The surge in US farmland prices signals the market may be in a bubble, Alex Pollock, a former chief executive officer of the Federal Home Loan Bank of Chicago, said in a Nov. 16 Heritage Foundation report. The gains would be threatened by higher interest rates and lower crop prices, he said. The Federal Reserve has pledged to keep rates at a record low until at least mid-2015.
Farmers National Co, the largest US farm manager, sold a record 850 properties at a combined value of US$640 million in its most recent fiscal year. Transactions rose 20 percent and prices as much as 15 percent.

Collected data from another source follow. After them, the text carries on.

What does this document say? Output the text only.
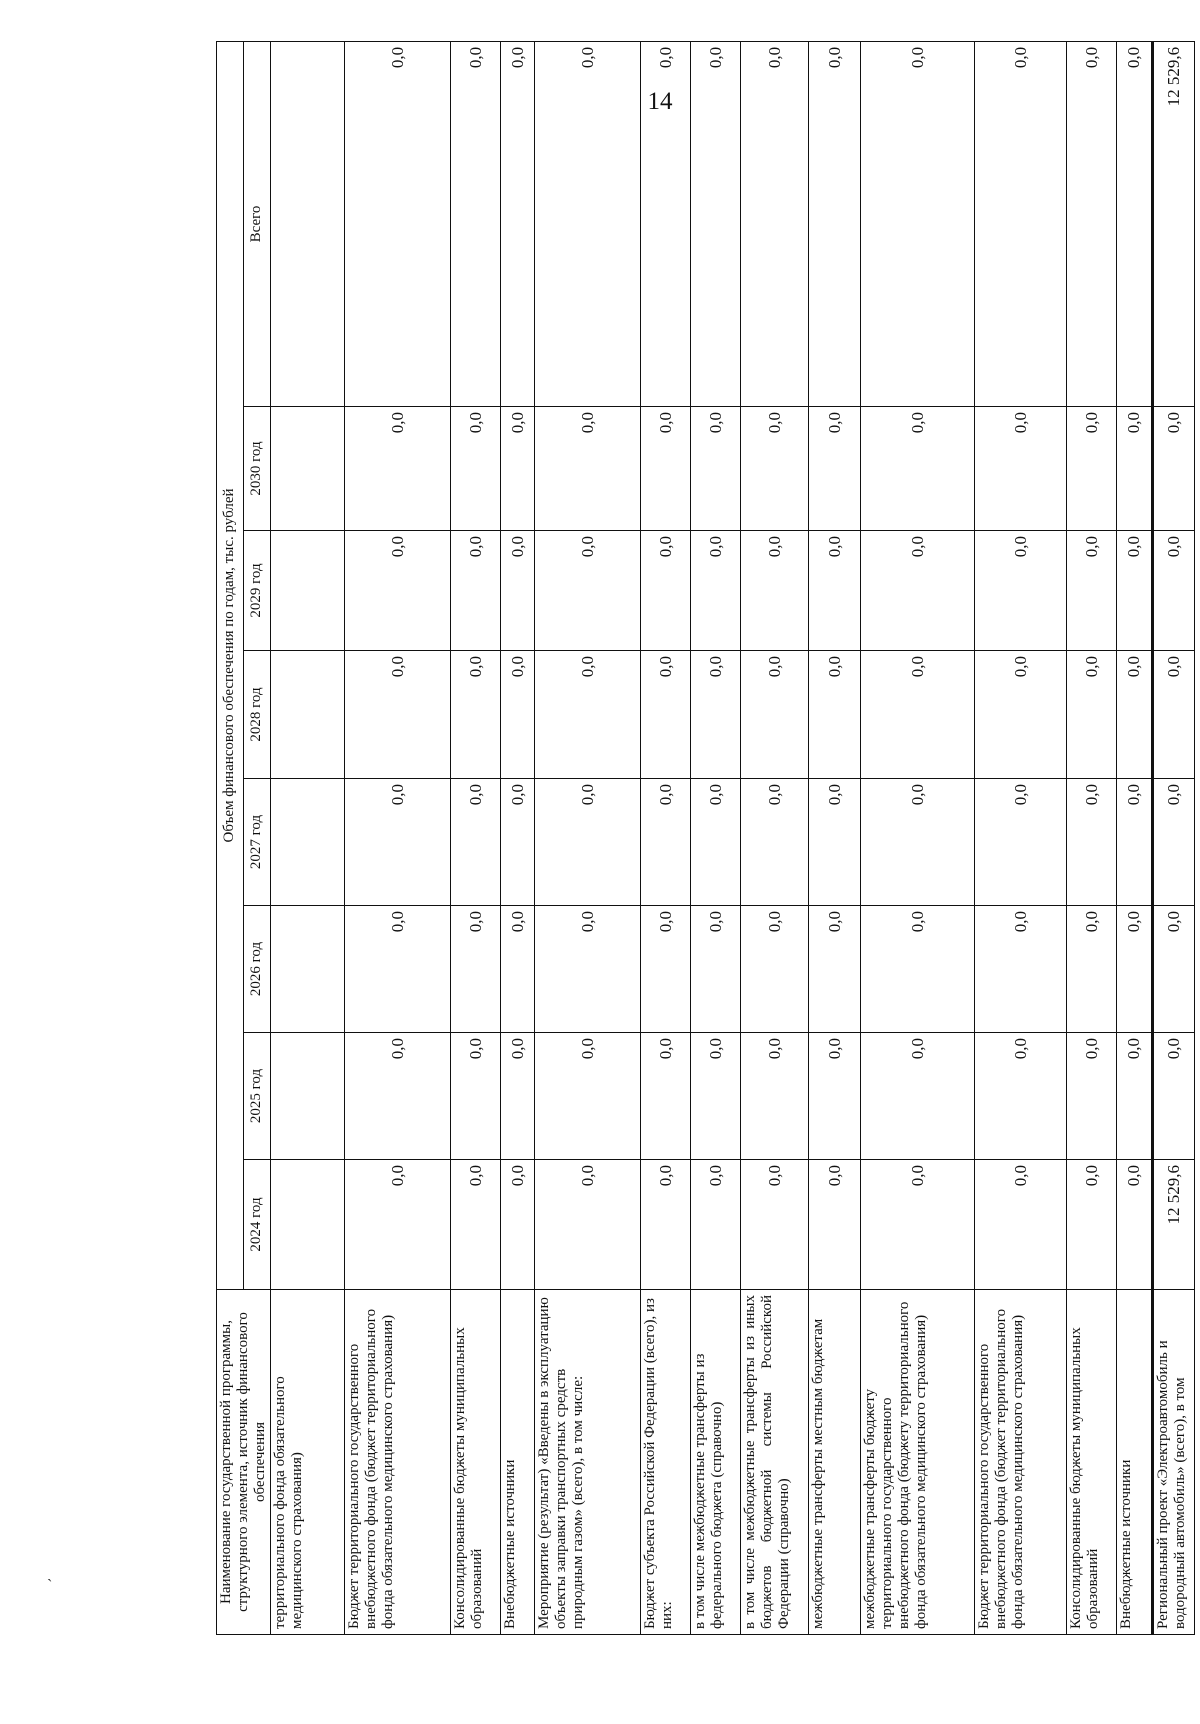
14
`	Наименование государственной программы, структурного элемента, источник финансового обеспечения	Объем финансового обеспечения по годам, тыс. рублей							
	2024 год	2025 год	2026 год	2027 год	2028 год	2029 год	2030 год	Всего
территориального фонда обязательного медицинского страхования)								
Бюджет территориального государственного внебюджетного фонда (бюджет территориального фонда обязательного медицинского страхования)	0,0	0,0	0,0	0,0	0,0	0,0	0,0	0,0
Консолидированные бюджеты муниципальных образований	0,0	0,0	0,0	0,0	0,0	0,0	0,0	0,0
Внебюджетные источники	0,0	0,0	0,0	0,0	0,0	0,0	0,0	0,0
Мероприятие (результат) «Введены в эксплуатацию объекты заправки транспортных средств природным газом» (всего), в том числе:	0,0	0,0	0,0	0,0	0,0	0,0	0,0	0,0
Бюджет субъекта Российской Федерации (всего), из них:	0,0	0,0	0,0	0,0	0,0	0,0	0,0	0,0
в том числе межбюджетные трансферты из федерального бюджета (справочно)	0,0	0,0	0,0	0,0	0,0	0,0	0,0	0,0
в том числе межбюджетные трансферты из иных бюджетов бюджетной системы Российской Федерации (справочно)	0,0	0,0	0,0	0,0	0,0	0,0	0,0	0,0
межбюджетные трансферты местным бюджетам	0,0	0,0	0,0	0,0	0,0	0,0	0,0	0,0
межбюджетные трансферты бюджету территориального государственного внебюджетного фонда (бюджету территориального фонда обязательного медицинского страхования)	0,0	0,0	0,0	0,0	0,0	0,0	0,0	0,0
Бюджет территориального государственного внебюджетного фонда (бюджет территориального фонда обязательного медицинского страхования)	0,0	0,0	0,0	0,0	0,0	0,0	0,0	0,0
Консолидированные бюджеты муниципальных образований	0,0	0,0	0,0	0,0	0,0	0,0	0,0	0,0
Внебюджетные источники	0,0	0,0	0,0	0,0	0,0	0,0	0,0	0,0
Региональный проект «Электроавтомобиль и водородный автомобиль» (всего), в том	12 529,6	0,0	0,0	0,0	0,0	0,0	0,0	12 529,6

“Insurance payments will keep most farmers whole and profitable this year, so the drought affect was minimized,” its CEO Jim Farrell said. “We are coming off of back-to-back record income years on the farm, so they were better able to withstand a poor crop.”
While corn futures fell 12 percent since reaching a record in August, the USDA is still forecasting a record annual average for prices paid to farmers. It also expects the highest averages ever for soybeans and wheat.
That will help spur gains in domestic food prices of as much as 3.5 percent this year and 4 percent next year, above the average of 3 percent since 2004, according to the USDA. Food costs, including beef, may rise 5 percent to 8 percent next year for the Louisville, Kentucky-based steakhouse chain Texas Roadhouse, its CEO Wayne Kent Taylor said on a conference call with analysts on Nov. 1.
The US dry spell is expected to persist at least through February in most areas and spread across Texas, the US Climate Prediction Center said in a three-month outlook on Nov. 15. The lack of water is threatening the winter-wheat crop.
“We remain in the middle of a weather market,” said Jason Henderson, an agricultural economist at the Federal Reserve Bank of Kansas City. “If drought conditions abate, we will have a strong rebound in production. If the drought lingers, that will challenge the ability to raise bumper crops.”